Brenda clutched the Bible tighter. “I’ll be right outside, Aunt Mary.”
“Dear Lord,” whispered Mary, as the door shut behind Brenda. “This must be my punishment.”
“Are you referring to your niece?”
Mary’s tired gaze focused on Abby. “Do you think my soul needs saving?”
“I’d say that’s entirely up to you. And no one else.” Abby took out her stethoscope. “Can I listen to your lungs?”
Obediently Mary sat up and lifted her hospital gown.
Her breath sounds were muffled. By tapping down Mary’s back, Abby could hear the change between liquid and air, could tell that more fluid had accumulated in the chest since the last time she’d examined her.
Abby straightened. “How’s your breathing?”
“It’s fine.”
“We may need to drain some more fluid pretty soon. Or insert another chest tube.”
“Why?”
“To make your breathing easier. To keep you comfortable.”
“Is that the only reason?”
“Comfort is a very important reason, Mrs. Allen.”
Mary sank back on the pillows. “Then I’ll let you know when I need it,” she whispered.
When Abby emerged from the room, she found Brenda Hainey waiting right outside the door. “Your aunt would like to sleep for a while,” said Abby. “Maybe you could come back some other time.”
“There’s a matter I need to discuss w
ith you, Doctor.”
“Yes?”
“I was just checking with the nurse. About that morphine. Is it really necessary?”
“I think your aunt would say so.”
“It’s making her drowsy. All she does is sleep.”
“We’re trying to keep her as pain free as possible. The cancer’s spread everywhere. Her bones, her brain. It’s the worst kind of pain imaginable. The kindest thing we can do for her is to help her go with a minimum of discomfort.”
“What do you mean, help her go?”
“She’s dying.
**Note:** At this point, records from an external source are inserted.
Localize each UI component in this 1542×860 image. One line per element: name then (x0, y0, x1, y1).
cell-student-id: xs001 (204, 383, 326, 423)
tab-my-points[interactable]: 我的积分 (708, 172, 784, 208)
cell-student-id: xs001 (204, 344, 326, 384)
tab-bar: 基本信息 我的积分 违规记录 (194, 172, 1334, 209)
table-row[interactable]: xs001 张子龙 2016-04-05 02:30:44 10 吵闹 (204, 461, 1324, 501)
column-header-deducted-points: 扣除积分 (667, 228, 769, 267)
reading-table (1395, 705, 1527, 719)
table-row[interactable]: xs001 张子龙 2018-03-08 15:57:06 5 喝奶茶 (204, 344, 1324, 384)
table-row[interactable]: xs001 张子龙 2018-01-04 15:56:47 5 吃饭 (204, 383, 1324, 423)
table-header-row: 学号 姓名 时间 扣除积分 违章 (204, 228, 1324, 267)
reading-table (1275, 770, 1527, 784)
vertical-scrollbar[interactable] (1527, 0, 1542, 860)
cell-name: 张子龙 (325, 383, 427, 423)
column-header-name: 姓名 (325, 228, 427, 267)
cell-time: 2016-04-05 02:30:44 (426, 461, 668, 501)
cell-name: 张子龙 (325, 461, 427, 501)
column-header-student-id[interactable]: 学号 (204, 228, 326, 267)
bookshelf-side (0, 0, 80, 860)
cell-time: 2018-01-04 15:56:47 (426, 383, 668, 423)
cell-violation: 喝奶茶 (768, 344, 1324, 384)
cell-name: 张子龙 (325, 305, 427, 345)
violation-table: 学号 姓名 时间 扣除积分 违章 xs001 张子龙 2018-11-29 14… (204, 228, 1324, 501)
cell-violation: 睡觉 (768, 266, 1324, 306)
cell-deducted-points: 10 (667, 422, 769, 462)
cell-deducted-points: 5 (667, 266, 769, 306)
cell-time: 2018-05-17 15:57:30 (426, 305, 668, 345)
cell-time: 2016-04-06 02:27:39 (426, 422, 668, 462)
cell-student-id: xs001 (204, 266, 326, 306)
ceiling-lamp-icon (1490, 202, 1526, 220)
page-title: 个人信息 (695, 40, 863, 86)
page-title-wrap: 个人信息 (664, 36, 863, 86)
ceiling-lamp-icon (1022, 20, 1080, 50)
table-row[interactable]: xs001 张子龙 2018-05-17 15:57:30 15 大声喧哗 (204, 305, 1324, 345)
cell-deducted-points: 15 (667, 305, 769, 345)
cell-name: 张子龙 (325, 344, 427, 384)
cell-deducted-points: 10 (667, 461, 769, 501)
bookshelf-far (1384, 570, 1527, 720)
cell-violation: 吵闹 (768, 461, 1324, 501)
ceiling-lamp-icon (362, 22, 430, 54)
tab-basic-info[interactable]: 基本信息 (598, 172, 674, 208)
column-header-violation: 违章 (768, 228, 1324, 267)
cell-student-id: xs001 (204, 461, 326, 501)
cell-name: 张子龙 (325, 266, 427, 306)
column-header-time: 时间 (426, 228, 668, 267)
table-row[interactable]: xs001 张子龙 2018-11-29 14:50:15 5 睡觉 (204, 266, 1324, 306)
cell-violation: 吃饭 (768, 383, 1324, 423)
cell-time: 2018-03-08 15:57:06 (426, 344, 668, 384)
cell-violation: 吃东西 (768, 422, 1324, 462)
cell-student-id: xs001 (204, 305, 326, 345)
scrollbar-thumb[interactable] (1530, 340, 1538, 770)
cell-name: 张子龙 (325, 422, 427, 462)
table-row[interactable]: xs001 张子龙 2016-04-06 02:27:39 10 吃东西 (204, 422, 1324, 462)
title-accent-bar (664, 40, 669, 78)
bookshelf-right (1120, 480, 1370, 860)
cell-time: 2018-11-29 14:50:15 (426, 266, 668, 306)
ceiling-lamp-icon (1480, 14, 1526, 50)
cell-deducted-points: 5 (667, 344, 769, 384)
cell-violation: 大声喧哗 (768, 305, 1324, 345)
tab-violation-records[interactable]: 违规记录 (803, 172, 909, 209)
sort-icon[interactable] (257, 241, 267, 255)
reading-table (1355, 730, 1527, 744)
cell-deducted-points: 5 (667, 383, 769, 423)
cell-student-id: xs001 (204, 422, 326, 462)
There’s nothing we can do to change that.”
“You used those words. Help her go. Is that what the morphine’s for?”
“It’s what she wants and needs right now.”
“I’ve confronted this sort of issue before, Doctor. With other relatives. I happen to know for a fact it’s not legal to medically assist a suicide.”
Abby felt her face flush with anger. Fighting to control it, she said as calmly as she could manage: “You misunderstand me. All we’re trying to do is keep your aunt comfortable.”
“There are other ways to do it.”
“Such as?”
“Calling on higher sources of help.”
“Are you referring to prayer?”
“Why not? It’s helped me through difficult times.”
“You’re certainly welcome to pray for your aunt. But if I recall, there’s nothing against morphine in the Bible.”
Brenda’s face went rigid. Her retort was cut off by the sound of Abby’s beeper.
“Excuse me,” said Abby coolly, and she walked away, leaving the conversation unfinished. A good thing, too; she’d been on the verge of saying something really sarcastic. Something like: While you’re praying to your God, why don’t you ask Him for a cure? That would surely have pissed off Brenda. With Joe Terrio’s lawsuit lurking on the horizon, and Victor Voss determined to get her fired, the last thing she needed was another complaint lodged against her.
She picked up a phone in the nurses’ station and dialed the number on her beeper readout.